The PLINDER Project: A Comprehensive Resource for Protein-Ligand Interaction Studies
Overview
The PLINDER project, short for Protein Ligand INteractions Dataset and Evaluation Resource, is a highly detailed and well-annotated dataset designed to enhance the training and evaluation of protein-ligand docking algorithms. This ambitious project brings together an impressive collection of more than 400,000 protein-ligand interaction (PLI) systems, spread across over 11,000 SCOP domains and featuring more than 50,000 unique small molecules.
Key Features
- Extensive Dataset: PLINDER includes an immense variety of PLI systems, with over 500 annotations per system. These annotations cover aspects such as protein and ligand properties, system quality, and more.
- Automated Curation: The dataset uses an automated pipeline to stay current with updates from the Protein Data Bank (PDB).
- Evaluation Metrics: The project includes 14 different PLI metrics and provides over 20 billion similarity scores, enabling robust performance evaluation.
- Diverse Structure Availability: Both unbound (apo) and predicted Alphafold2 structures are linked to their bound (holo) counterparts.
- Efficient Data Splits: The resource provides well-thought-out train-validation-test splits that can be customized based on specific learning tasks.
- Community Effort: PLINDER is a collaborative project initiated by leading institutions such as the University of Basel and the SIB Swiss Institute of Bioinformatics, among others.
Community and Challenge
In an effort to accelerate its adoption, PLINDER has been positioned as the new standard in Protein-Ligand interaction datasets. An exciting competition centered on PLINDER is set to take place at the 2024 Machine Learning in Structural Biology (MLSB) Workshop at NeurIPS, a notable event in the academic calendar for the field.
Version Control
PLINDER employs a meticulous versioning system to ensure dataset accuracy and consistency:
- PLINDER_RELEASE: This refers to the latest synchronization with the RCSB PDB.

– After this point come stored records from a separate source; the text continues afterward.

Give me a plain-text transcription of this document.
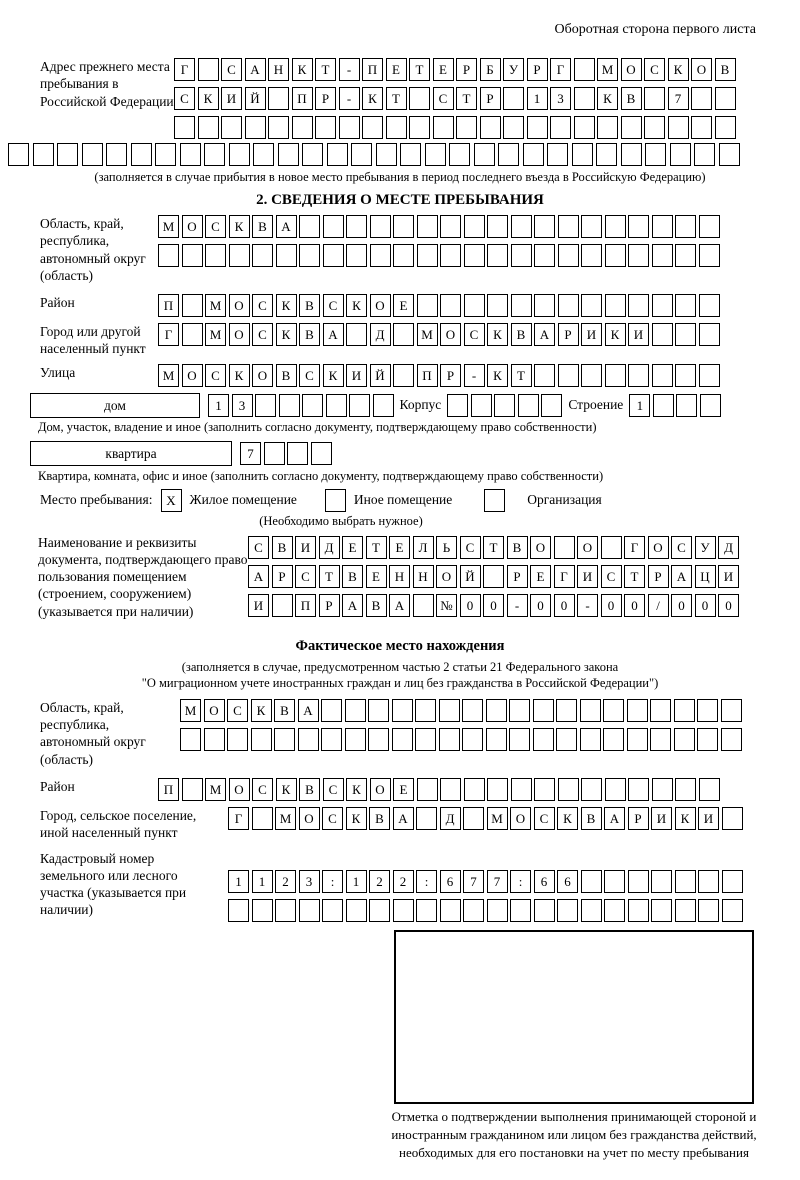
Оборотная сторона первого листа
Адрес прежнего места пребывания в Российской Федерации
Г	С	А	Н	К	Т	-	П	Е	Т	Е	Р	Б	У	Р	Г	М	О	С	К	О	В
С	К	И	Й	П	Р	-	К	Т	С	Т	Р	1	3	К	В	7
(заполняется в случае прибытия в новое место пребывания в период последнего въезда в Российскую Федерацию)
2. СВЕДЕНИЯ О МЕСТЕ ПРЕБЫВАНИЯ
Область, край, республика, автономный округ (область)
М	О	С	К	В	А
Район	П	М	О	С	К	В	С	К	О	Е
Город или другой населенный пункт
Г	М	О	С	К	В	А	Д	М	О	С	К	В	А	Р	И	К	И
Улица	М	О	С	К	О	В	С	К	И	Й	П	Р	-	К	Т
дом	1	3	Корпус	Строение	1
Дом, участок, владение и иное (заполнить согласно документу, подтверждающему право собственности)
квартира	7
Квартира, комната, офис и иное (заполнить согласно документу, подтверждающему право собственности)
Место пребывания:	X	Жилое помещение	Иное помещение	Организация
(Необходимо выбрать нужное)
Наименование и реквизиты документа, подтверждающего право пользования помещением (строением, сооружением) (указывается при наличии)
С	В	И	Д	Е	Т	Е	Л	Ь	С	Т	В	О	О	Г	О	С	У	Д
А	Р	С	Т	В	Е	Н	Н	О	Й	Р	Е	Г	И	С	Т	Р	А	Ц	И
И	П	Р	А	В	А	№	0	0	-	0	0	-	0	0	/	0	0	0
Фактическое место нахождения
(заполняется в случае, предусмотренном частью 2 статьи 21 Федерального закона
"О миграционном учете иностранных граждан и лиц без гражданства в Российской Федерации")
Область, край, республика, автономный округ (область)
М	О	С	К	В	А
Район	П	М	О	С	К	В	С	К	О	Е
Город, сельское поселение, иной населенный пункт
Г	М	О	С	К	В	А	Д	М	О	С	К	В	А	Р	И	К	И
Кадастровый номер земельного или лесного участка (указывается при наличии)
1	1	2	3	:	1	2	2	:	6	7	7	:	6	6
Отметка о подтверждении выполнения принимающей стороной и иностранным гражданином или лицом без гражданства действий, необходимых для его постановки на учет по месту пребывания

- PLINDER_ITERATION: This value supports iterative improvements within a release.
The dataset's current version (2024-06/v2) has introduced several enhancements, such as new systems, better stability in system definitions, improved ligand handling, and enriched dataset diversity.
Benchmarking and Evaluation
PLINDER provides gold standard benchmark sets designed to minimize data leakage based on interaction similarity. These sets have been curated for minimal redundancy and enriched test set diversity, prioritizing high-quality structures for benchmarking purposes.
Getting Started
The PLINDER dataset is accessible in two primary ways:
- Direct Download: Data files can be downloaded directly using tools like
gsutil
. - Python Integration: The
plinder
Python package is available for easy interaction with the dataset, installable via PyPI.
Documentation and Further Information
For a deeper dive into the functionalities and applications of PLINDER, detailed documentation is available on the project's website.
Citation
For referencing PLINDER in academic work, please cite the foundational paper by Durairaj et al., available on bioRxiv.
In conclusion, PLINDER is set to be a transformative resource for those engaged in the study and development of protein-ligand docking methodologies, offering unparalleled data depth, annotation quality, and community engagement.